The Guardian - March 2014
A BIGGER PRIZE – The price we pay for competition
By James A. Cox, The Guardian
Review Issue Date: March 10, 2014
Link: The Guardian
While studying natural selection, William Muir, a geneticist at Purdue University, ran an experiment measuring the egg-laying productivity of two flocks of chickens. The first group was a so-called free flock, in which animals could roam and mingle as they pleased, while the second comprised only the most productive birds. After several generations, the free flock was cranking out eggs at a furious pace. But for the descendants of the high achievers, it was a different story. Most had been killed by hens that saw them as rivals, and the few survivors were in a sorry state, harrying and pecking at one another unforgivingly. "That describes my department," said one of Muir's colleagues shown evidence of the damage.
One of many scientific studies referenced in Margaret Heffernan's new book, the parable of the chickens is intended to show what can happen when a group of über-competitive individuals is brought together. Economists have taught us that competitive self-interest ultimately benefits everyone and makes society more productive, but Heffernan believes the opposite. In her view, the ascendancy of competition in all walks of life has impoverished people and the planet in countless ways.
This is a brave exercise. The idea that competition is a necessary force for good is deeply ingrained in our collective psyche. Many ridicule the adage that taking part matters more than winning, regarding this as an excuse for mediocrity and underachievement. Others will see the spectre of communism in any anti-competition diatribe. Realising her challenge, Heffernan makes clear from the outset she is no apologist for the Soviet Union, which actually prioritised competition in many areas, and that she is not against competition per se. "We are all competitive but we are not only competitive," she says.
What follows is a meticulously researched and engagingly written argument that even the most strident proponents of competition will find hard to refute. Tackling subjects as diverse as family life, sports and education, the early chapters show how an obsession with competing has stripped so many activities of their true value – the only goal being to come first at any cost – and benefited the few at the expense of the many. Increasingly eager to assess students and schools through tests and rankings, Britain and America still lag behind egalitarian, exams-averse Finland on educational proficiency, according to one high-profile study. Competition has also spawned an epidemic of cheating and illicit behaviour, writes Heffernan. For an indication of that, look no further than the Olympic Games – "full of corruption, cover-up, performance-enhancing drug use", in the words of Victor Conte, who was convicted in 2005 of supplying steroids to athletes.

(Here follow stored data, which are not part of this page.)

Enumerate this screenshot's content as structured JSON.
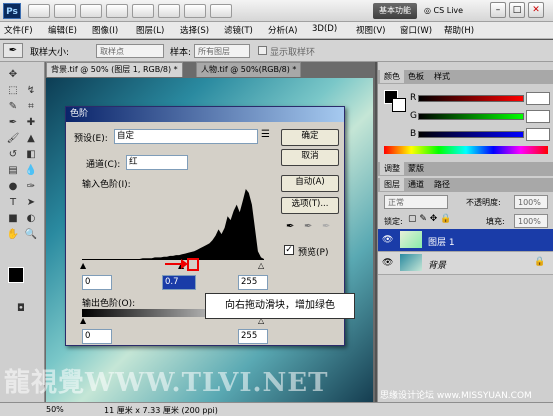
{
  "app": {
    "logo": "Ps",
    "workspace_button": "基本功能",
    "cslive": "CS Live",
    "menus": [
      "文件(F)",
      "编辑(E)",
      "图像(I)",
      "图层(L)",
      "选择(S)",
      "滤镜(T)",
      "分析(A)",
      "3D(D)",
      "视图(V)",
      "窗口(W)",
      "帮助(H)"
    ]
  },
  "options": {
    "sample_size_label": "取样大小:",
    "sample_size_value": "取样点",
    "sample_label": "样本:",
    "sample_value": "所有图层",
    "show_ring_label": "显示取样环"
  },
  "tabs": {
    "doc1": "背景.tif @ 50% (图层 1, RGB/8) *",
    "doc2": "人物.tif @ 50%(RGB/8) *"
  },
  "dialog": {
    "title": "色阶",
    "preset_label": "预设(E):",
    "preset_value": "自定",
    "channel_label": "通道(C):",
    "channel_value": "红",
    "input_levels_label": "输入色阶(I):",
    "input_black": "0",
    "input_mid": "0.7",
    "input_white": "255",
    "output_levels_label": "输出色阶(O):",
    "output_black": "0",
    "output_white": "255",
    "btn_ok": "确定",
    "btn_cancel": "取消",
    "btn_auto": "自动(A)",
    "btn_options": "选项(T)...",
    "preview_label": "预览(P)",
    "preview_checked": true,
    "histogram": [
      0,
      0,
      0,
      0,
      0,
      0,
      0,
      0,
      0,
      0,
      0,
      0,
      0,
      0,
      0,
      0,
      0,
      0,
      0,
      0,
      1,
      1,
      1,
      1,
      2,
      2,
      2,
      3,
      3,
      4,
      4,
      5,
      5,
      6,
      7,
      8,
      9,
      10,
      12,
      14,
      16,
      18,
      20,
      24,
      30,
      38,
      32,
      40,
      55,
      50,
      62,
      70,
      60,
      75,
      90,
      85,
      70,
      40,
      10,
      2
    ]
  },
  "callout": "向右拖动滑块，增加绿色",
  "panels": {
    "color_tabs": [
      "颜色",
      "色板",
      "样式"
    ],
    "channels": [
      {
        "name": "R",
        "value": "",
        "color": "#ff0000"
      },
      {
        "name": "G",
        "value": "",
        "color": "#00ff00"
      },
      {
        "name": "B",
        "value": "",
        "color": "#0000ff"
      }
    ],
    "adjust_tabs": [
      "调整",
      "蒙版"
    ],
    "layers_tabs": [
      "图层",
      "通道",
      "路径"
    ],
    "blend_mode": "正常",
    "opacity_label": "不透明度:",
    "opacity_value": "100%",
    "lock_label": "锁定:",
    "fill_label": "填充:",
    "fill_value": "100%",
    "layers": [
      {
        "name": "图层 1",
        "selected": true
      },
      {
        "name": "背景",
        "selected": false
      }
    ]
  },
  "status": {
    "zoom": "50%",
    "doc_info": "11 厘米 x 7.33 厘米 (200 ppi)"
  },
  "watermark": "龍視覺WWW.TLVI.NET",
  "watermark2": "思缘设计论坛 www.MISSYUAN.COM"
}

Just as revelatory are the sections dealing with the various misdemeanours and missteps of the business world: stultifying hierarchies that pit colleagues against one another; a short-sighted focus on share price over sustainable growth; and a relentless march towards greater efficiency, whatever that means for the safety of employees. All are cleverly shown to be the products of a system for which competition is the singular concern.
Heffernan seems a part of the zeitgeist that has emerged in the wake of the 2008 financial crash, taking aim at socio-economic principles that have long appeared sacrosanct. But while some authors are content just to pick flaws in the current set-up, Heffernan's narrative is replete with examples of individuals and organisations that have found alternatives, from the bosses that have turned their companies into co-operatives to Nobel-prizewinning economist Elinor Ostrom, who demonstrated there are practical ways to overcome the problem of resource allocation. Universally relevant and hard to fault, this is an important contribution to an expanding genre.